Бизнес очень вырос, а я не вырос до такого бизнеса, у меня 10 классов образования. Вся моя история с уголовным делом – это логичное завершение части карьеры. Я сугубо дилетант. Очень средний скульптор-самоучка, без образования бизнесмен. Путешественник-альпинист тоже такой самодеятельный. Жизнь сейчас суровая, она не прощает дилетантского подхода. Где-то, видимо, меня предупреждали, были звоночки, я, значит, не понял. Это все, конечно, очень нервно и не нравится мне. Но с другой стороны, раз прилетело – значит за что-то это должно было прилететь. Это же не просто так все происходит. Все случайности неслучайны.

– Когда выйдете из тюрьмы, будете заниматься бизнесом?

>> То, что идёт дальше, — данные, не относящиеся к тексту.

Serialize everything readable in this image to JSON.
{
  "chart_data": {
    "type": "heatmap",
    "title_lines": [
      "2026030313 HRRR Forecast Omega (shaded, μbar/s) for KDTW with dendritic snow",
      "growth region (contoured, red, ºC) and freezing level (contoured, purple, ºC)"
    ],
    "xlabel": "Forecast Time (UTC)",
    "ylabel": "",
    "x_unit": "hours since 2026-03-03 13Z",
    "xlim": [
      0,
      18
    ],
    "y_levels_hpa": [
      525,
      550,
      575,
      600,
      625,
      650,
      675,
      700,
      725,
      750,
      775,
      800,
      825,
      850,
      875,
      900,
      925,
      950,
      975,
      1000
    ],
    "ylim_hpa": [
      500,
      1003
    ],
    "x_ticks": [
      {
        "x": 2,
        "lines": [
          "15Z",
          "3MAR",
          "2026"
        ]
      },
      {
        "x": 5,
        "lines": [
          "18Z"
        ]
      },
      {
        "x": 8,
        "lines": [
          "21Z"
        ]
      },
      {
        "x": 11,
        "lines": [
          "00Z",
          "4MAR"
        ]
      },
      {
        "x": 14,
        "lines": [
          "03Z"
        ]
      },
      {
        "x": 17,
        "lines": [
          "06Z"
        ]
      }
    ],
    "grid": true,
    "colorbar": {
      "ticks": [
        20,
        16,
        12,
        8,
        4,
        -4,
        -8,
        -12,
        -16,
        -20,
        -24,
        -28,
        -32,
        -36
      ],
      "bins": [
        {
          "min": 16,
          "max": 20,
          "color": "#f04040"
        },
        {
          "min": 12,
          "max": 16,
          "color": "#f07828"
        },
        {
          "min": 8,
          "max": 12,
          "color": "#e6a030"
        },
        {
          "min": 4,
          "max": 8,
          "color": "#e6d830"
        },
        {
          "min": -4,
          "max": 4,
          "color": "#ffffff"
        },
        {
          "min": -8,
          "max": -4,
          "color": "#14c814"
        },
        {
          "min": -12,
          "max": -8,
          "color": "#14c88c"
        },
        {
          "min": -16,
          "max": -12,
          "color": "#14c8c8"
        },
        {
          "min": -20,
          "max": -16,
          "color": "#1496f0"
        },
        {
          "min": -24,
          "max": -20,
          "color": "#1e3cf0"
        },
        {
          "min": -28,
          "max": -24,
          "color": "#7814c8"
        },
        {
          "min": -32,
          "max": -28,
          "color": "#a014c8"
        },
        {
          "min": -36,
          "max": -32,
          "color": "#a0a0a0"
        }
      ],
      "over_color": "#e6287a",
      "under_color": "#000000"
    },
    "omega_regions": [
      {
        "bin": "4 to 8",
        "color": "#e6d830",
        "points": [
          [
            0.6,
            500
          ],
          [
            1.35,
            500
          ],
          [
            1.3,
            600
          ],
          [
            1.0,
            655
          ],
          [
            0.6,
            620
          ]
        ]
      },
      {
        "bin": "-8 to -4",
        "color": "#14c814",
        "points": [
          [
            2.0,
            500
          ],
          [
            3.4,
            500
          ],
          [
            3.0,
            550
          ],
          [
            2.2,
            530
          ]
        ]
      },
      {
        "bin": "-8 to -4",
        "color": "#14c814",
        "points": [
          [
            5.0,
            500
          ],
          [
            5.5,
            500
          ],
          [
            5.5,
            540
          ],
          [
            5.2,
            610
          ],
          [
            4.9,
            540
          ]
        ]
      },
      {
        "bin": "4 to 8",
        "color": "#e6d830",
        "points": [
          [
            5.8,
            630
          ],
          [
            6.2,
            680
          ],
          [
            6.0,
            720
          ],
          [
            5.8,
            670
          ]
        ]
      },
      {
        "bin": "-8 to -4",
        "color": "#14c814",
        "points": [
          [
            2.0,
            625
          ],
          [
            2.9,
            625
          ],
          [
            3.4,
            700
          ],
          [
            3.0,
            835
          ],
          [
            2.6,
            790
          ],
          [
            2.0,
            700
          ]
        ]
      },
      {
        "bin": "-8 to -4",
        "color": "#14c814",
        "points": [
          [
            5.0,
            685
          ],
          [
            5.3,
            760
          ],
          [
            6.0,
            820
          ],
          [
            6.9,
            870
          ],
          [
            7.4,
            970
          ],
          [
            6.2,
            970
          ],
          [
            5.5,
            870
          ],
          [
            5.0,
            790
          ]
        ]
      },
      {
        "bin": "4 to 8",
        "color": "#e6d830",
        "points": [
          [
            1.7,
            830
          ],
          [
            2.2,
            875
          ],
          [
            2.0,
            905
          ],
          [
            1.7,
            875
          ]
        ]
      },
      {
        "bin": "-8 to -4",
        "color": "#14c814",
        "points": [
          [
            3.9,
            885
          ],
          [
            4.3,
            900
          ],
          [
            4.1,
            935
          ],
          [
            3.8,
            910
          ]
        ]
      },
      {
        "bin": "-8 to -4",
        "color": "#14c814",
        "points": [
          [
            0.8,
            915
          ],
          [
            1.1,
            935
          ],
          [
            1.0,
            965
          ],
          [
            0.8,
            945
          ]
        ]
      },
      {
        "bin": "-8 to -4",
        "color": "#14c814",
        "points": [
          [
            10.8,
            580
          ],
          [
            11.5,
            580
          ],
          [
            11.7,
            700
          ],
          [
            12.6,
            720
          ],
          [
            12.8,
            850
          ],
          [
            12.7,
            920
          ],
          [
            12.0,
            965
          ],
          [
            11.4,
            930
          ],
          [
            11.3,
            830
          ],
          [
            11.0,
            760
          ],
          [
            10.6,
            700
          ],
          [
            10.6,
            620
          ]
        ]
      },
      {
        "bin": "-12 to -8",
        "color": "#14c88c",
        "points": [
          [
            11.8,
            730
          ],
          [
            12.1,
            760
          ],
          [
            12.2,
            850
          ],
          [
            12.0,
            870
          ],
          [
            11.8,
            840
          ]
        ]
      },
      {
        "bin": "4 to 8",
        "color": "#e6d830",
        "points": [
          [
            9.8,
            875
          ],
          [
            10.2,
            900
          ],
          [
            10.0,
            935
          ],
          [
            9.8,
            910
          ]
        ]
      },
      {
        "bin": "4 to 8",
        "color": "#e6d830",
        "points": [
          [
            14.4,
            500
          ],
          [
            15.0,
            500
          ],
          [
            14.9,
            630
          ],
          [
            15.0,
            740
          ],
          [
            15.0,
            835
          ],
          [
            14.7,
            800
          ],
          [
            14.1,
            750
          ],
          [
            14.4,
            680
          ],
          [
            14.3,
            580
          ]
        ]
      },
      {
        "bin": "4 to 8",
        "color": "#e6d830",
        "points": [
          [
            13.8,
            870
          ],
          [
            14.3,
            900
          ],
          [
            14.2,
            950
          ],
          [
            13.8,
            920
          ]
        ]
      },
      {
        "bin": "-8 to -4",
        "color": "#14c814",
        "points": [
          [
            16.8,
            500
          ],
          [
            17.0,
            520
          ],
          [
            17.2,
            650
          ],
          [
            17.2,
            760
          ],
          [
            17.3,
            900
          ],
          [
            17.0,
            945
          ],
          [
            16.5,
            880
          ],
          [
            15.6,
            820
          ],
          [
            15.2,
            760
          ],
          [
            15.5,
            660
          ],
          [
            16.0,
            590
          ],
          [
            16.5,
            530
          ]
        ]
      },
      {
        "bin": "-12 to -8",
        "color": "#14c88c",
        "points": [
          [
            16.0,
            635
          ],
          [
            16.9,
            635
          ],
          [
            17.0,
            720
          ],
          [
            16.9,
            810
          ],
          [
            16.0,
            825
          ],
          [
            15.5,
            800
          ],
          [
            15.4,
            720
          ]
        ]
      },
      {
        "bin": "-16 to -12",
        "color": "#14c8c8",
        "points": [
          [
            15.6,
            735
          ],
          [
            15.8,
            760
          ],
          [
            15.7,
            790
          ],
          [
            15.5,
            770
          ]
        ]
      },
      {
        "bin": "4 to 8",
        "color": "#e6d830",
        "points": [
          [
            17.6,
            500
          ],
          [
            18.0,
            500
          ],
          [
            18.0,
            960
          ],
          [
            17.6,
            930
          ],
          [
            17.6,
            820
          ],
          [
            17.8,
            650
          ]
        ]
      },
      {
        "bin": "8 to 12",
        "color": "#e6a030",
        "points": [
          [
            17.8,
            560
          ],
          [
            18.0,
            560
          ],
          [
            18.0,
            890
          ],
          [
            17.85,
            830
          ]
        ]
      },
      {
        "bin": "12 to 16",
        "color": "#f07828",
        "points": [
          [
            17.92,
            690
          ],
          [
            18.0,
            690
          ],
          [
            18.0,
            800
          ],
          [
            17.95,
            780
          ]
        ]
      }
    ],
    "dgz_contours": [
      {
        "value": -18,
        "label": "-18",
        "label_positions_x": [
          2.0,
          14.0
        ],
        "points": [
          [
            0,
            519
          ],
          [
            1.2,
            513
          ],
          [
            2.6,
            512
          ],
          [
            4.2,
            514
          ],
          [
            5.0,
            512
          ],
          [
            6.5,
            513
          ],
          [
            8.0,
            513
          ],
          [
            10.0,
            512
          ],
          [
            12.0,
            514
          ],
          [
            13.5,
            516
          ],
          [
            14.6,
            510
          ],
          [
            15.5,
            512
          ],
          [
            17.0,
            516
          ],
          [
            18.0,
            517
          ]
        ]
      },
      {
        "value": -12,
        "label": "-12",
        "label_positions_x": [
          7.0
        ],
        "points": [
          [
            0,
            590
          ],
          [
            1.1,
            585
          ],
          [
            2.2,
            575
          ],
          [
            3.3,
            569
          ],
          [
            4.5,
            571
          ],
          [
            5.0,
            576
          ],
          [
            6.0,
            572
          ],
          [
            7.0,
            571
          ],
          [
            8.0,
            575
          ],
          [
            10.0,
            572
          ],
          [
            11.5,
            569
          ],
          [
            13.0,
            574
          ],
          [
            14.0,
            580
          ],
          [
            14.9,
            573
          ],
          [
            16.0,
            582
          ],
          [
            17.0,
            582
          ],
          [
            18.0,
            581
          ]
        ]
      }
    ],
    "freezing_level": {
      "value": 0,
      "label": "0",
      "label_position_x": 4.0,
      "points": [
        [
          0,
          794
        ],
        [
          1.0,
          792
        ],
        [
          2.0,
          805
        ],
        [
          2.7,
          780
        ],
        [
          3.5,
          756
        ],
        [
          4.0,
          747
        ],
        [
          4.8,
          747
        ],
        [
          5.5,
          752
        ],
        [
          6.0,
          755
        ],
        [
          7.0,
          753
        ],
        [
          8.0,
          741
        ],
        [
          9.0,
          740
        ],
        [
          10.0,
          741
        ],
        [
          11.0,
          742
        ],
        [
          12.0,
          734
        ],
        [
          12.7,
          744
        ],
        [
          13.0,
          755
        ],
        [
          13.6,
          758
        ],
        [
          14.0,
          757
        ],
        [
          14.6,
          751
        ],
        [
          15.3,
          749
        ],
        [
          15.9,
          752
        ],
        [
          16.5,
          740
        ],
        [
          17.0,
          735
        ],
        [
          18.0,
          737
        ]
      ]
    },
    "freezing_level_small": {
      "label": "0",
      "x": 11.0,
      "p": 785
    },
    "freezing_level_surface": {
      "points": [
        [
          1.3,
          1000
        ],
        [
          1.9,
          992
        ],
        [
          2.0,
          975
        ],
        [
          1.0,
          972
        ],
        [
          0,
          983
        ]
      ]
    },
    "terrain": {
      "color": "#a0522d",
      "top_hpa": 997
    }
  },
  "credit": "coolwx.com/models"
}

– Я еще не сел, подождите. Мало ли что, вдруг у меня тромб оторвется за неделю до суда? Не знаю, чем я буду заниматься. Сложно сказать, потому что это буду уже не я, который сейчас. Не могу сейчас давать за себя будущего какие-то обещания. Я и следователю говорю: "У меня такая профессия, я туда приеду, меня начальник спросит: ты рестораны умеешь открывать? Вот у меня дочка или сестра, давай в Сургуте или в Нижнем Тагиле, на Колыме надо открыть закусочную, давай будешь работать". Как-то возле продуктов не пропаду.